Die öffentliche Zerfleischung der beiden Kandidaten mittels Unternehmenskonzepten war jedenfalls reichlich unnötig, weil diese Konzepte ohnehin eine, vorsichtig gesagt, unterbelichtete Rolle bei der Chefwahl spielen werden. Wer jedenfalls Haus und Hof darauf verwettet, dass der rote Freundeskreis am Dienstag ung'schaut den roten und der schwarze Freundeskreis ohne großes Zögern den schwarzen Kandidaten küren wird, wird nur deshalb nicht reich, weil er keinen vernünftigen Menschen finden wird, der dagegenhält. Und mit den paar restlichen, ebenfalls überwiegend parteipolitisch punzierten Stiftungsräten (deren Funktion ungefähr der von Aufsichtsräten in einer AG entspricht) wird im Hintergrund ohnehin schon heftigst kuhgehandelt. Schließlich hat man ja auch als Opposition den einen oder anderen Personal- oder sonstigen Wunsch.


Kurzum: Das größte Problem des ORF ist sein Eigentümer. Die völlige Verparteipolitisierung macht ihn zum getreuen Abbild der Republik samt deren Problemen mit dem vermurksten Föderalismus. Denn auf der größten Medienorgel des Landes kakofonieren ja nicht nur die Bundesparteien, sondern auch noch die Länder und Sozialpartner. Es ist einfach tiefstes 20. Jahrhundert, wenn Chefs von Landesstudios nur mit Zustimmung des jeweiligen Landeshauptmanns bestellt werden können.
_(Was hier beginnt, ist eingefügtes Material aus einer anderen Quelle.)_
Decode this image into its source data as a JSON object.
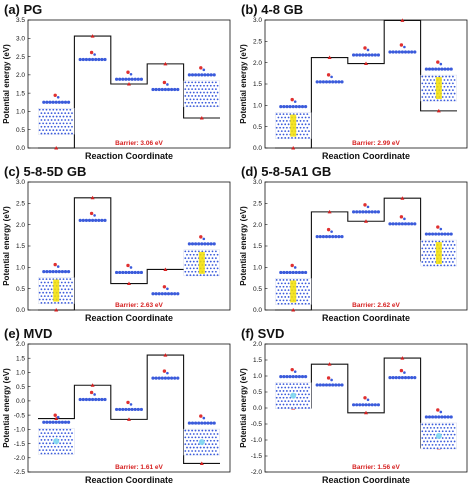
{
  "chart_data": [
    {
      "type": "line",
      "title": "(a) PG",
      "xlabel": "Reaction Coordinate",
      "ylabel": "Potential energy (eV)",
      "ylim": [
        0,
        3.5
      ],
      "yticks": [
        "0.0",
        "0.5",
        "1.0",
        "1.5",
        "2.0",
        "2.5",
        "3.0",
        "3.5"
      ],
      "steps": [
        0.0,
        3.06,
        1.75,
        2.3,
        0.82
      ],
      "minima": [
        1.25,
        2.42,
        1.88,
        1.6,
        2.0
      ],
      "maxima": [
        3.06,
        2.3
      ],
      "annotation": "Barrier: 3.06 eV"
    },
    {
      "type": "line",
      "title": "(b) 4-8 GB",
      "xlabel": "Reaction Coordinate",
      "ylabel": "Potential energy (eV)",
      "ylim": [
        0,
        3.0
      ],
      "yticks": [
        "0.0",
        "0.5",
        "1.0",
        "1.5",
        "2.0",
        "2.5",
        "3.0"
      ],
      "steps": [
        0.0,
        2.12,
        1.98,
        2.99,
        0.87
      ],
      "minima": [
        0.97,
        1.55,
        2.18,
        2.25,
        1.85
      ],
      "maxima": [
        2.12,
        2.99
      ],
      "annotation": "Barrier: 2.99 eV"
    },
    {
      "type": "line",
      "title": "(c) 5-8-5D GB",
      "xlabel": "Reaction Coordinate",
      "ylabel": "Potential energy (eV)",
      "ylim": [
        0,
        3.0
      ],
      "yticks": [
        "0.0",
        "0.5",
        "1.0",
        "1.5",
        "2.0",
        "2.5",
        "3.0"
      ],
      "steps": [
        0.0,
        2.63,
        0.62,
        0.95,
        0.95
      ],
      "minima": [
        0.9,
        2.1,
        0.88,
        0.38,
        1.55
      ],
      "maxima": [
        2.63,
        0.95
      ],
      "annotation": "Barrier: 2.63 eV"
    },
    {
      "type": "line",
      "title": "(d) 5-8-5A1 GB",
      "xlabel": "Reaction Coordinate",
      "ylabel": "Potential energy (eV)",
      "ylim": [
        0,
        3.0
      ],
      "yticks": [
        "0.0",
        "0.5",
        "1.0",
        "1.5",
        "2.0",
        "2.5",
        "3.0"
      ],
      "steps": [
        0.0,
        2.3,
        2.08,
        2.62,
        1.15
      ],
      "minima": [
        0.88,
        1.72,
        2.3,
        2.02,
        1.78
      ],
      "maxima": [
        2.3,
        2.62
      ],
      "annotation": "Barrier: 2.62 eV"
    },
    {
      "type": "line",
      "title": "(e) MVD",
      "xlabel": "Reaction Coordinate",
      "ylabel": "Potential energy (eV)",
      "ylim": [
        -2.5,
        2.0
      ],
      "yticks": [
        "-2.5",
        "-2.0",
        "-1.5",
        "-1.0",
        "-0.5",
        "0.0",
        "0.5",
        "1.0",
        "1.5",
        "2.0"
      ],
      "steps": [
        -0.62,
        0.55,
        -0.65,
        1.61,
        -2.2
      ],
      "minima": [
        -0.75,
        0.05,
        -0.3,
        0.8,
        -0.78
      ],
      "maxima": [
        0.55,
        1.61
      ],
      "annotation": "Barrier: 1.61 eV"
    },
    {
      "type": "line",
      "title": "(f) SVD",
      "xlabel": "Reaction Coordinate",
      "ylabel": "Potential energy (eV)",
      "ylim": [
        -2.0,
        2.0
      ],
      "yticks": [
        "-2.0",
        "-1.5",
        "-1.0",
        "-0.5",
        "0.0",
        "0.5",
        "1.0",
        "1.5",
        "2.0"
      ],
      "steps": [
        0.0,
        1.37,
        -0.15,
        1.56,
        -1.25
      ],
      "minima": [
        0.98,
        0.72,
        0.1,
        0.95,
        -0.28
      ],
      "maxima": [
        1.37,
        1.56
      ],
      "annotation": "Barrier: 1.56 eV"
    }
  ],
  "colors": {
    "line": "#111111",
    "marker": "#d62020",
    "atom_blue": "#3b5bdb",
    "atom_red": "#e03030",
    "atom_yellow": "#f5e000",
    "atom_cyan": "#7fd7f0",
    "barrier_text": "#d62020"
  }
}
Und mit dem Durchgriff von Parteisekretariaten auf die Vergabe von Managementpositionen haben wir schon in der unrühmlich abgesoffenen verstaatlichten Industrie einschlägige Erfahrungen gemacht. Ganz ungefährlich ist es auch nicht: Bei absoluten Mehrheiten lässt sich ein Politsender so sehr schnell zum Propagandainstrument umbauen.

Die Kollegen vom ORF, die unter diesen Bedingungen hervorragende Arbeit leisten, sehen das offenbar ähnlich: Erst neulich hat der Redakteursrat die Auflösung der parteipolitischen Freundeskreise, das Ende der parteipolitischen Beschickung des Stiftungsrats und dessen drastische Verkleinerung gefordert. Entpolitisierung eben.

In der derzeitigen Eigentümerstruktur ist das aber Illusion. Man kann, da gibt es Beispiele, öffentlich-rechtliches Fernsehen auch in anderen Organisationsformen machen. Und ein zumindest teilweise privater Eigentümer würde dem Unternehmen auch nicht schaden. Möglich, dass öffentlich-rechtliches Fernsehen Zukunft hat. Parteipolitisch dominiertes hat es in einer freien Gesellschaft aber definitiv nicht.